Country of Under

Mason Jar Press, pubished April 9, 2024

Country of Under tells the becoming stories of two unforgettable characters: Pilar Reinfeld, raised by her undocumented father, a descendent of Bolivian Mennonites, in a Mexican-American community; and Carlos/Carla/Río Gomez, a gender fluid DREAMer raised by their grandmother in the same Texican bordertown—two intelligent, misfit teenagers carving out their place in the world.

Pilar, who is passionate and empathetic but painfully shy and withdrawn, and Río, who is bold and charming, become friends in high school in 2002. They become one another's family of choice. An act of violence propels them to get scholarships to colleges in New York and LA. On opposite coasts, they move through failed romances, revelations, and transformations; nunneries and drag cabarets; asylum trials and alternative medicine; subterranean explorations and Trans Latine marches; and various assaults on, losses of, and re-creations of self. Even as their lives diverge, parallels emerge in their search for family, identity, freedom, artistic expression, and meaning. They become different people and remain true to each other.

A tragedy calls them back to the Rio Grande Valley, back to each other—their lives changed but still bound. Still mourning, Pilar returns to New York City with Río. She struggles to find a way forward and they drift apart. When Pilar's decision to engage in a dangerous artivist act finally threatens to tear them apart, they struggle to do what they have done in their best moments: see the beauty in each other, even when the world does not. Country of Under is about the unending work of transcending borders to bear witness to the wild possibility within all of us.
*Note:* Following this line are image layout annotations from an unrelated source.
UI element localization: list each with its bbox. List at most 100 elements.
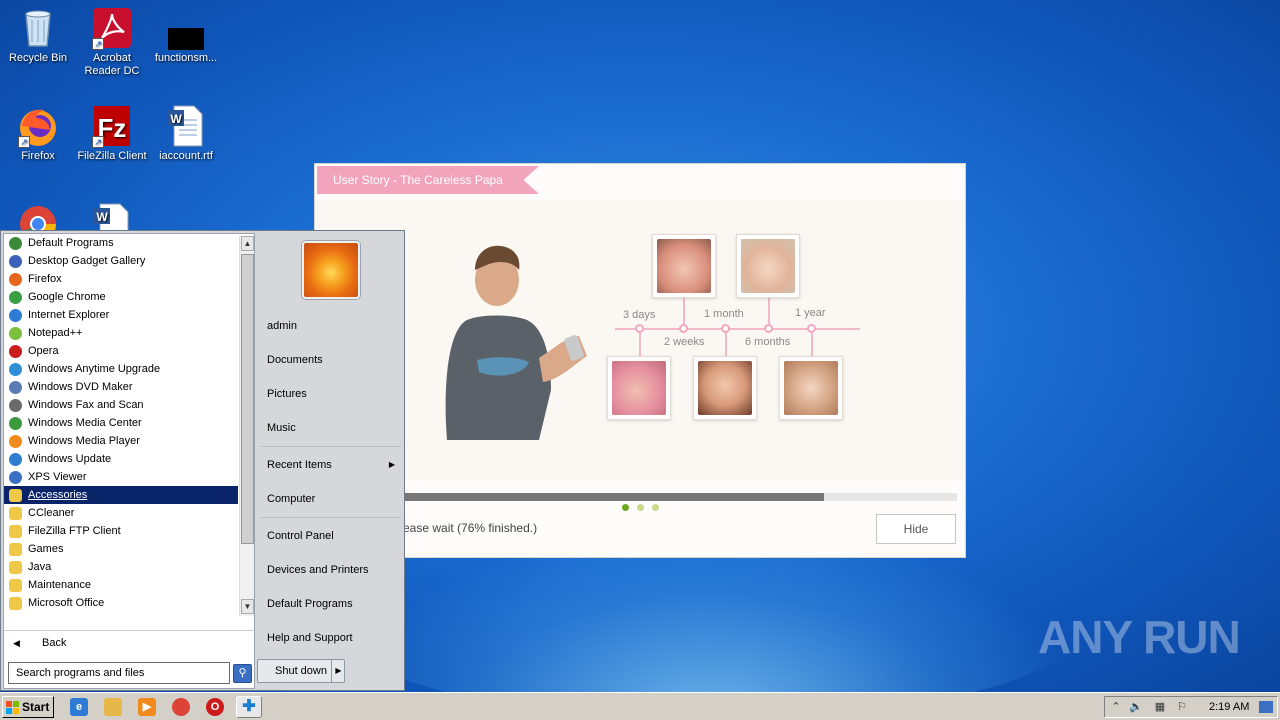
timeline-label: 2 weeks xyxy=(664,336,705,348)
installer-taskbar-button[interactable]: ✚ xyxy=(236,696,262,718)
program-item[interactable]: XPS Viewer xyxy=(4,468,238,486)
carousel-dot[interactable] xyxy=(637,504,644,511)
baby-photo xyxy=(736,234,800,298)
start-button[interactable]: Start xyxy=(2,696,54,718)
carousel-dot[interactable] xyxy=(652,504,659,511)
program-item[interactable]: CCleaner xyxy=(4,504,238,522)
start-item-music[interactable]: Music xyxy=(261,416,401,440)
program-item[interactable]: Microsoft Office xyxy=(4,594,238,612)
program-item[interactable]: Google Chrome xyxy=(4,288,238,306)
program-label: Windows Media Player xyxy=(28,435,140,447)
user-story-slide: 3 days 1 month 1 year 2 weeks 6 months xyxy=(315,200,965,511)
timeline-label: 3 days xyxy=(623,309,656,321)
desktop-icon-iaccount[interactable]: W iaccount.rtf xyxy=(148,104,224,163)
scrollbar-thumb[interactable] xyxy=(241,254,254,544)
carousel-dot-active[interactable] xyxy=(622,504,629,511)
program-item[interactable]: Windows Media Center xyxy=(4,414,238,432)
opera-icon xyxy=(9,345,22,358)
start-item-control-panel[interactable]: Control Panel xyxy=(261,524,401,548)
program-item[interactable]: Desktop Gadget Gallery xyxy=(4,252,238,270)
explorer-taskbar-icon[interactable] xyxy=(104,698,122,716)
notepadpp-icon xyxy=(9,327,22,340)
program-item[interactable]: Windows Anytime Upgrade xyxy=(4,360,238,378)
program-item[interactable]: Notepad++ xyxy=(4,324,238,342)
start-menu-programs-pane: Default Programs Desktop Gadget Gallery Fi… xyxy=(3,233,255,689)
program-item[interactable]: Internet Explorer xyxy=(4,306,238,324)
start-menu: Default Programs Desktop Gadget Gallery Fi… xyxy=(0,230,405,691)
program-item[interactable]: Accessories xyxy=(4,486,238,504)
desktop-icon-firefox[interactable]: ↗ Firefox xyxy=(0,104,76,163)
start-item-documents[interactable]: Documents xyxy=(261,348,401,372)
user-avatar[interactable] xyxy=(302,241,360,299)
program-item[interactable]: Windows DVD Maker xyxy=(4,378,238,396)
program-item[interactable]: Games xyxy=(4,540,238,558)
desktop-icon-acrobat[interactable]: ↗ Acrobat Reader DC xyxy=(74,6,150,78)
shutdown-options-arrow-icon[interactable]: ▶ xyxy=(331,659,345,683)
desktop-icon-functionsm[interactable]: functionsm... xyxy=(148,6,224,65)
folder-icon xyxy=(9,525,22,538)
word-document-icon: W xyxy=(164,104,208,148)
desktop-icon-recycle-bin[interactable]: Recycle Bin xyxy=(0,6,76,65)
program-label: Opera xyxy=(28,345,59,357)
start-item-default-programs[interactable]: Default Programs xyxy=(261,592,401,616)
program-label: FileZilla FTP Client xyxy=(28,525,121,537)
program-item[interactable]: Default Programs xyxy=(4,234,238,252)
default-programs-icon xyxy=(9,237,22,250)
start-item-recent-items[interactable]: Recent Items ▶ xyxy=(261,453,401,477)
program-item[interactable]: Java xyxy=(4,558,238,576)
recent-items-label: Recent Items xyxy=(267,459,332,471)
timeline-dot xyxy=(635,324,644,333)
program-item[interactable]: FileZilla FTP Client xyxy=(4,522,238,540)
search-icon[interactable]: ⚲ xyxy=(233,664,252,683)
timeline-label: 1 month xyxy=(704,308,744,320)
timeline-dot xyxy=(764,324,773,333)
install-status-text: ease wait (76% finished.) xyxy=(403,521,538,535)
program-item[interactable]: Windows Update xyxy=(4,450,238,468)
story-ribbon-title: User Story - The Careless Papa xyxy=(317,166,539,194)
desktop-icon-label: Recycle Bin xyxy=(8,52,68,64)
start-item-help-support[interactable]: Help and Support xyxy=(261,626,401,650)
menu-separator xyxy=(261,517,401,518)
program-item[interactable]: Maintenance xyxy=(4,576,238,594)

Runner-up for the PEN/Bellwether Prize for Socially Engaged Fiction, Country of Under encompasses politicized subjects including the experiences of undocuqueer people, DREAMers, and asylees. But it is foremost a beautiful, compelling, and intimate portrait of the transformative power of friendship. Vivid, immersive depictions of Pilar and Río's journeys blur the line between life and art, challenging readers to reject false dichotomies—between male and female, contemplation and engagement, existentialism and religion, and art and activism—and inhabit the spaces between them.

In choosing Country of Under as the winner of the 1729 Book Prize, Diane Zinna, author of The All-Night Sun, wrote, “This luminous novel of big heart and span is a wonder. I am changed for having read it. The story has become part of my soul.”

Helen Benedict, author of The Good Deed and Wolf Season wrote, "Brooke Shaffner's Country of Under is a novel about the pain and wonder of being between identities. Between male and female. Citizen and immigrant. Fulfilled and empty. Outsider and insider. A novel of our time, told with deep compassion and striking beauty."

Honor Moore, author of Our Revolution: A Mother and Daughter at Midcentury and the forthcoming memoir A Termination, wrote: “Infused with actualizing hope, Country of Under is the intertwining coming of age story of two young people who journey ‘a vein of silver... tunnels of pale blue’ to find each other anew in sanctuary and community. With this wildly imagined and visionary novel, Brooke Shaffner becomes the mythmaker of a generation.”

Barbara Fischkin, author of Muddy Cup: A Dominican Family Comes of Age in a New America, wrote: "At its core, Country of Under is about time: The time it takes to understand oneself, others, the family you have--and the family you make. And, the time it takes to develop the patience to wait, as self-revelation unfolds."